Yang Song, Jascha Sohl-Dickstein, Diederik P. Kingma, Abhishek Kumar, Stefano Ermon, Ben Poole.
Score-based generative modeling through stochastic differential equations. In International Conference on Learning Representations, 2021.
@inproceedings{song2021scorebased,
author = {Yang Song and
Jascha Sohl{-}Dickstein and
Diederik P. Kingma and
Abhishek Kumar and
Stefano Ermon and
Ben Poole},
title = {Score-Based Generative Modeling through Stochastic Differential Equations},
booktitle = {9th International Conference on Learning Representations, {ICLR}},
year = {2021},
}
TL;DR:
One remarkable propoerty of score-based generative models is the capability to control the generating proces in a principled way.

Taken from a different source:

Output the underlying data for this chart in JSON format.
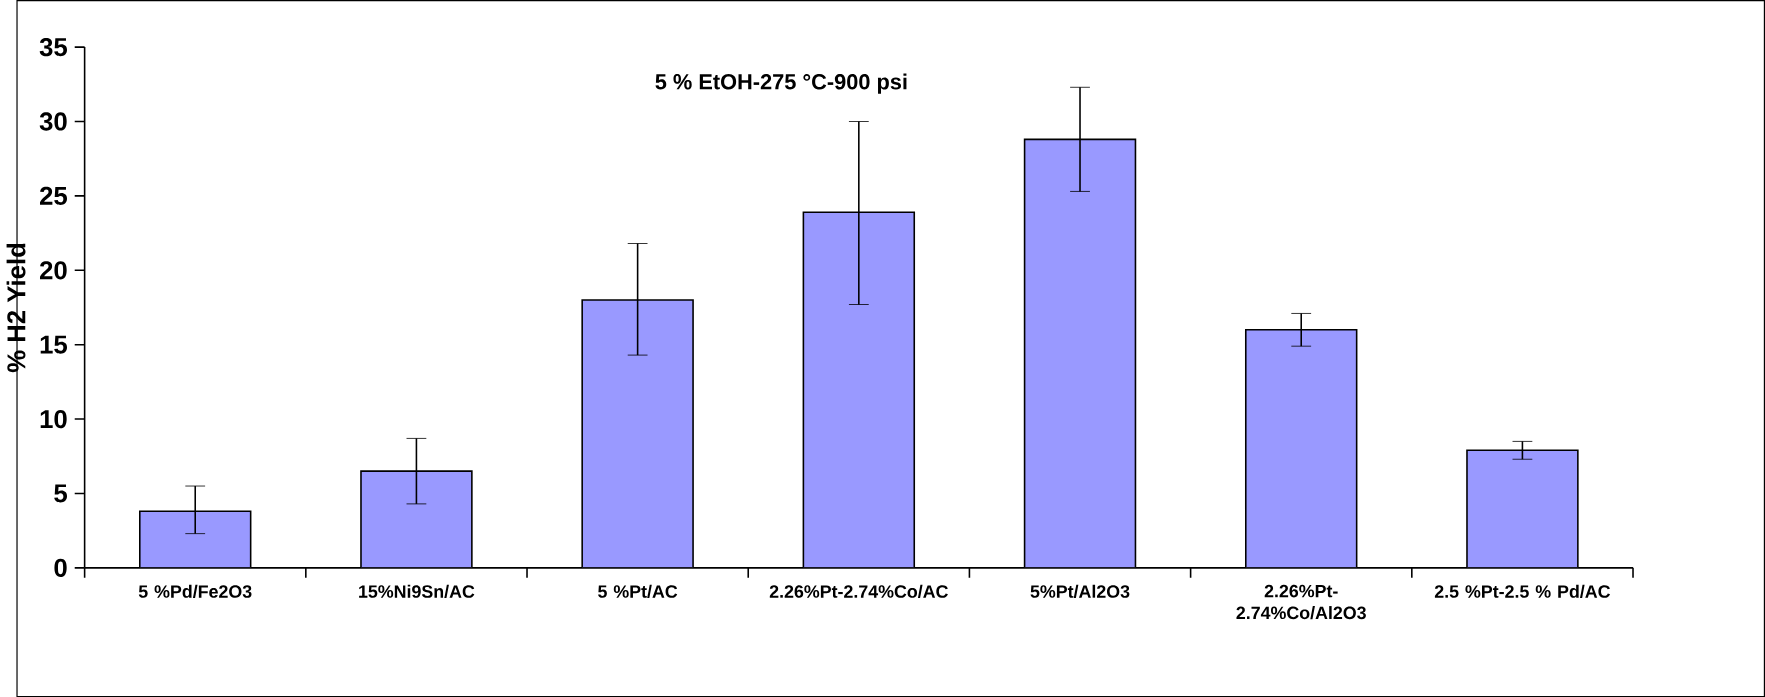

Given an unconditional score-based model that generates images of dogs and cats, how can we generate only images of dogs?
Suppose we are given a fordard model, which is basically an image classifier that gives us the label of an image $y$ from an image $x$. We want to specify a control signal which is a target label $y$, that is, specifying the target label to be dog. Then, we hope to sample from the conditional distribution of $x$ given $y$. This conditional distribution will provide images of dogs only. This is called inverse distribution because we can view it as a probabilistic inversion of the forward model.
So, how can we obtain this inverse distribution?
The standard approach is to leverage the Baye’s rule. In Baye’s rule, we have the unconditional distribution $p(\mathbf{x})$ and we are given the forward model $p(\mathbf{y} \vert \mathbf{x})$, but we do not know the denominator $p(\mathbf{y})$. The denominator is the normalizing constant of the inverse distribution.
$$ p(\mathbf{x} \vert \mathbf{y}) = \frac{p(\mathbf{x}) p(\mathbf{y} \vert \mathbf{x})}{p(\mathbf{y})} $$
As it is done in [Song et al. UAI 2019], we can use score functions to bypass this challenge in Baye’s rule, and we can derive the Baye’s rule for score functions very easily by taking the logarithm on both sides an the gradient.
$$ \nabla_x \text{log} p(\mathbf{x} \vert \mathbf{y}) = \nabla_x \text{log} p(\mathbf{x}) + \nabla_x \text{log} p(\mathbf{y} \vert \mathbf{x}) - \nabla_x \text{log} p(\mathbf{y}) $$
The denominator becomes zero: $\nabla_x \text{log} p(\mathbf{y}) = 0$, so the score function of the inverse distribution now becomes a simple summation with two terms: $\nabla_x \text{log} p(\mathbf{x})$ is the unconditional score function that can be estimated by training an unconditional score model $\nabla_x \text{log} p(\mathbf{x}) \approx s_\theta(\mathbf{x})$, and the second term $\nabla_x \text{log} p(\mathbf{y} \vert \mathbf{x})$ is the gradient of the log forward model.
$$ \nabla_x \text{log} p(\mathbf{x} \vert \mathbf{y}) = \nabla_x \text{log} p(\mathbf{x}) + \nabla_x \text{log} p(\mathbf{y} \vert \mathbf{x}) $$
In the image domain, the forward model is an image classifier and the gradient can be easily computed through backpropagation.
With this approach, we can use different forward models or exactly the same score model, so we only have to train the unconditional score model once and repurpose the unconditional score model for various conditional generation applications just by switching the forward model.